Analyses of the primary outcome
Cumulative incidence of T2D will be summarised and compared between the treatment arms using random effects logistic regression to estimate the odds ratios (OR) and 95% CI. The R package lme4 for generalised linear mixed models will be used, which includes the frequentist method to estimate the fixed and random effects; the default correlation structure is unstructured . In addition, we will evaluate the intraclass correlation coefficients to assess the cluster variance; the R package sj stats, version 0.17.5, will be used. The model will include the randomisation stratum site as a random effect and treatment and country as a fixed effect. The effectiveness of the lifestyle intervention will be reported by the risk difference and the screening numbers needed to identify one case of “high risk” for developing diabetes and the number needed to treat or delay one case of T2D. The risk difference will be derived with the modified log-Poisson approach . The number needed to treat will be derived by the R package nnt, which is based on the restricted mean survival time in the control group divided by the difference in restricted mean survival time between the treatment and control groups up to 3 years of follow-up.

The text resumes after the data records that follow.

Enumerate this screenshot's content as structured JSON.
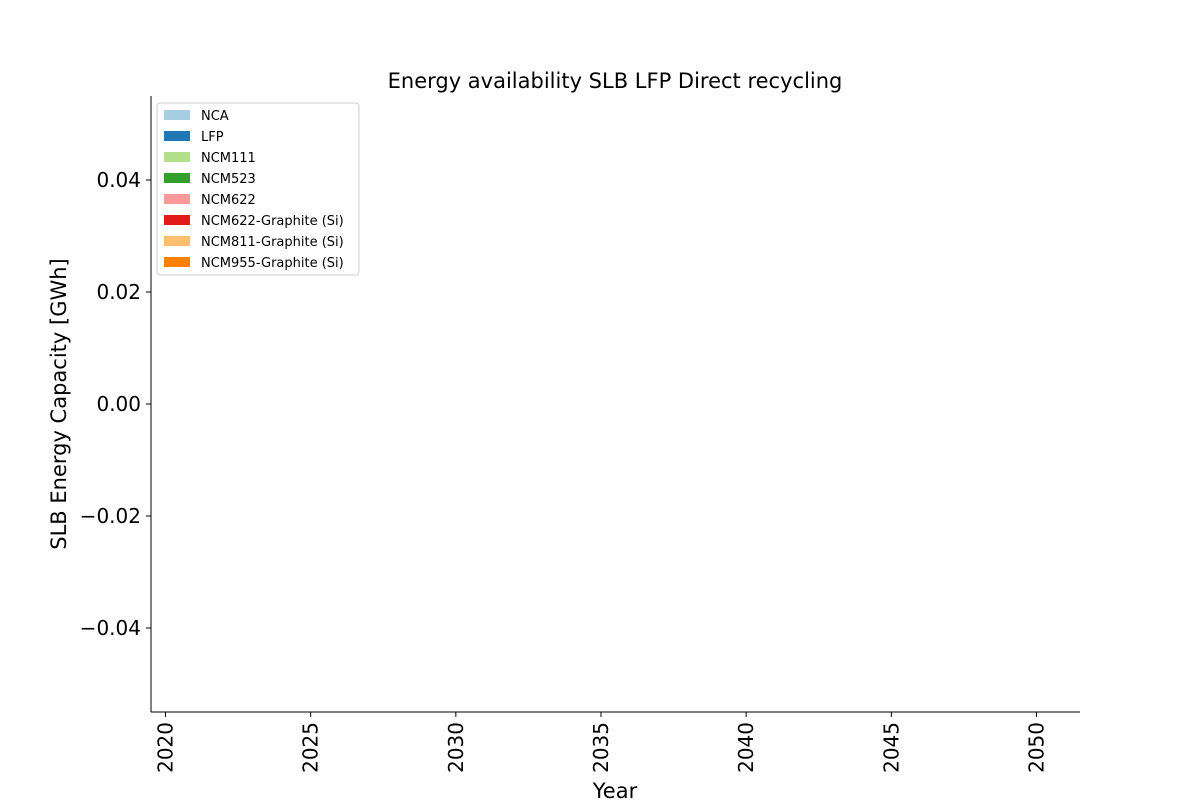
{
  "chart_data": {
    "type": "area",
    "title": "Energy availability SLB LFP Direct recycling",
    "xlabel": "Year",
    "ylabel": "SLB Energy Capacity [GWh]",
    "xlim": [
      2019.5,
      2051.5
    ],
    "ylim": [
      -0.055,
      0.055
    ],
    "x_ticks": [
      2020,
      2025,
      2030,
      2035,
      2040,
      2045,
      2050
    ],
    "y_ticks": [
      -0.04,
      -0.02,
      0.0,
      0.02,
      0.04
    ],
    "y_tick_labels": [
      "−0.04",
      "−0.02",
      "0.00",
      "0.02",
      "0.04"
    ],
    "grid": false,
    "legend_position": "top-left",
    "series": [
      {
        "name": "NCA",
        "color": "#a6cee3",
        "values": []
      },
      {
        "name": "LFP",
        "color": "#1f78b4",
        "values": []
      },
      {
        "name": "NCM111",
        "color": "#b2df8a",
        "values": []
      },
      {
        "name": "NCM523",
        "color": "#33a02c",
        "values": []
      },
      {
        "name": "NCM622",
        "color": "#fb9a99",
        "values": []
      },
      {
        "name": "NCM622-Graphite (Si)",
        "color": "#e31a1c",
        "values": []
      },
      {
        "name": "NCM811-Graphite (Si)",
        "color": "#fdbf6f",
        "values": []
      },
      {
        "name": "NCM955-Graphite (Si)",
        "color": "#ff7f00",
        "values": []
      }
    ]
  }
}
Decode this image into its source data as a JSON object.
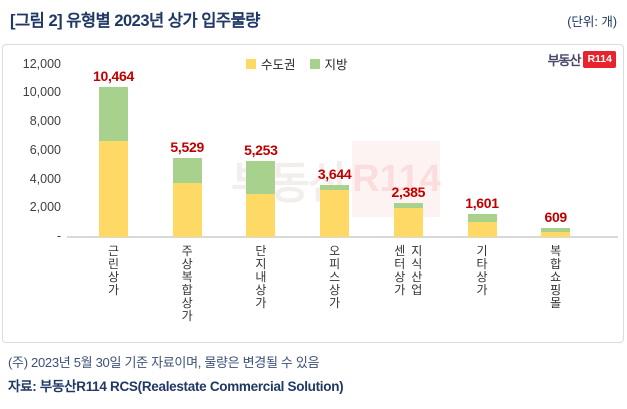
{
  "header": {
    "title": "[그림 2] 유형별 2023년 상가 입주물량",
    "unit_label": "(단위: 개)"
  },
  "logo": {
    "prefix": "부동산",
    "mark": "R114"
  },
  "watermark": {
    "prefix": "부동산",
    "mark": "R114"
  },
  "legend": [
    {
      "label": "수도권",
      "color": "#FFD966"
    },
    {
      "label": "지방",
      "color": "#A9D18E"
    }
  ],
  "chart_data": {
    "type": "bar",
    "stacked": true,
    "title": "[그림 2] 유형별 2023년 상가 입주물량",
    "unit": "개",
    "categories": [
      "근린상가",
      "주상복합상가",
      "단지내상가",
      "오피스상가",
      "지식산업센터상가",
      "기타상가",
      "복합쇼핑몰"
    ],
    "category_display_columns": [
      [
        "근린상가"
      ],
      [
        "주상복합상가"
      ],
      [
        "단지내상가"
      ],
      [
        "오피스상가"
      ],
      [
        "센터상가",
        "지식산업"
      ],
      [
        "기타상가"
      ],
      [
        "복합쇼핑몰"
      ]
    ],
    "totals": [
      10464,
      5529,
      5253,
      3644,
      2385,
      1601,
      609
    ],
    "total_labels": [
      "10,464",
      "5,529",
      "5,253",
      "3,644",
      "2,385",
      "1,601",
      "609"
    ],
    "series": [
      {
        "name": "수도권",
        "color": "#FFD966",
        "values": [
          6650,
          3740,
          2970,
          3270,
          2000,
          1010,
          330
        ]
      },
      {
        "name": "지방",
        "color": "#A9D18E",
        "values": [
          3814,
          1789,
          2283,
          374,
          385,
          591,
          279
        ]
      }
    ],
    "y_axis": {
      "ticks": [
        "12,000",
        "10,000",
        "8,000",
        "6,000",
        "4,000",
        "2,000",
        "-"
      ],
      "tick_values": [
        12000,
        10000,
        8000,
        6000,
        4000,
        2000,
        0
      ],
      "max": 12000
    },
    "value_label_color": "#C00000",
    "legend_position": "top-center",
    "grid": false
  },
  "footnote": {
    "note": "(주) 2023년 5월 30일 기준 자료이며, 물량은 변경될 수 있음",
    "source": "자료: 부동산R114 RCS(Realestate Commercial Solution)"
  }
}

The Wilson score method will be used to calculate CIs . All analyses will be adjusted for the confounders age and sex.
Analyses of the secondary outcomes
The secondary outcomes are of continuous nature and will be reported as mean and SD in each of the two treatment groups. The differences between the two treatment arms will be estimated with a multilevel linear mixed-effects regression model. The models will include the stratification variable country as a fixed effect and a random effect for clusters. The estimates will be presented with their associated 95% confidence intervals (CIs) and p-values for comparison between the treatment groups. In addition, adjustments for age and sex will be performed, and the baseline values will be reported.
Treatment compliance will be reported for the intervention arm as an explanatory variable. It will be reported according to the number of times a participant turned up for the lifestyle modification (LSM) sessions. In addition, changes in dietary intake will be reported. Twenty-four-hour dietary recalls and food frequency questionnaires were performed in the treatment arm only. Dietary variables will, therefore, be reported as a change from baseline in the treatment arm.
Both absolute and relative risk reduction will be compared for subgroups of participants included in the study based upon a high risk for T2D according to waist circumference measurements (waist circumference ≥ 100 cm in India and Pakistan; ≥ 90 cm in Sri Lanka) and those included based upon HbA1c levels (6.0–6.4% inclusive). The interaction of the treatment arm with sex, setting, socio-economic status, baseline waist circumference and HbA1c levels will be assessed. If there is an interaction, effect estimates and p-values will be presented by subgroups.
Sensitivity analyses will be performed to identify potentially extreme sites, because the extreme deviation of one site from other sites may have a large impact on the overall results. This is done by leaving one site out at a time; a centre is considered extreme as the estimate changes by > 10%. In addition, complete case analyses will be conducted to assess the robustness of the results.
Since lifestyle interventions are generally considered to be safe, no (serious) adverse events are to be expected. In case of any adverse events, these will be reported per incident with the number per group and a description of the event.